As a surfer, I've long been opposed to offshore drilling, but it wasn't until recently that I started feeling responsible for it. On my way home from a surf the other day, I found myself in a spot of traffic at the approach of Downtown Los Angeles, listening to an NPR report about violence in Iraq sandwiched between stories about the Deepwater Horizon oil spill, one on the failed attempt to cover it with a dome and one on BP's economic responsibility for the whole thing. As the voices bandied about the extent to which the oil company should be held financially accountable for the spill, it dawned on me that in the last 15 minutes, I'd traveled roughly two miles. There I sat, staring into the tailpipe of the Dodge in front of me, surrounded by hundreds of other idling motorists. It was then that the guilt set in.
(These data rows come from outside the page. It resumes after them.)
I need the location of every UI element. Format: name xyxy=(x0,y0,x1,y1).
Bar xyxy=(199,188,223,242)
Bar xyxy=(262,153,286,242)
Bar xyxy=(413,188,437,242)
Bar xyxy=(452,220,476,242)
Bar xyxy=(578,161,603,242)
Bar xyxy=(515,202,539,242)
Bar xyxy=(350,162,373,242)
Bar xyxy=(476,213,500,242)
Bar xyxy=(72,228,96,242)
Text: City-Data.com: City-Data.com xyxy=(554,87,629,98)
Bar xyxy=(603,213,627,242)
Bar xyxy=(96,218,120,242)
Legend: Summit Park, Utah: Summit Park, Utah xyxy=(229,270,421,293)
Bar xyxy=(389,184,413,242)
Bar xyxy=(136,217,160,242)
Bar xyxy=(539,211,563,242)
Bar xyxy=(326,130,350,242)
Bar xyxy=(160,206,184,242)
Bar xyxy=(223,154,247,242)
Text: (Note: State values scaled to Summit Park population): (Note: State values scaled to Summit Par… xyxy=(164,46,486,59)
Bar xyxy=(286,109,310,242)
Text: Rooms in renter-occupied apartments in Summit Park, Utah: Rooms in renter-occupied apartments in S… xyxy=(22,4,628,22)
When tragedies occur, we're eager to assign blame, as though there's some grand equation wherein the scale of an environmental disaster is equaled by the ineptitude or outright villainy of its perpetrator. But that can make for a tricky calculus. It would seem that in this case the blood is pretty obviously on the hands of BP; there wouldn't be an oil spill if they hadn't jammed a massive drill into the sea floor. Oil companies have the most power—which they've weilded for decades to maintain the status quo, fight regulation, and prevent real change from taking place—so they ought to bear the most responsibility, right?
Maybe. But to what extent are we, collectively, to blame? We are, after all, the ones who buy the oil.
In the absence of a tax that brings the price of a gallon of gas closer to its true environmental and social cost, most Americans will keep refueling, regardless of the stories we hear on the radio about oil spills or oil wars. I hate the idea that we can be both powerless and culpable (or even complicit), but in this situation that is precisely the case.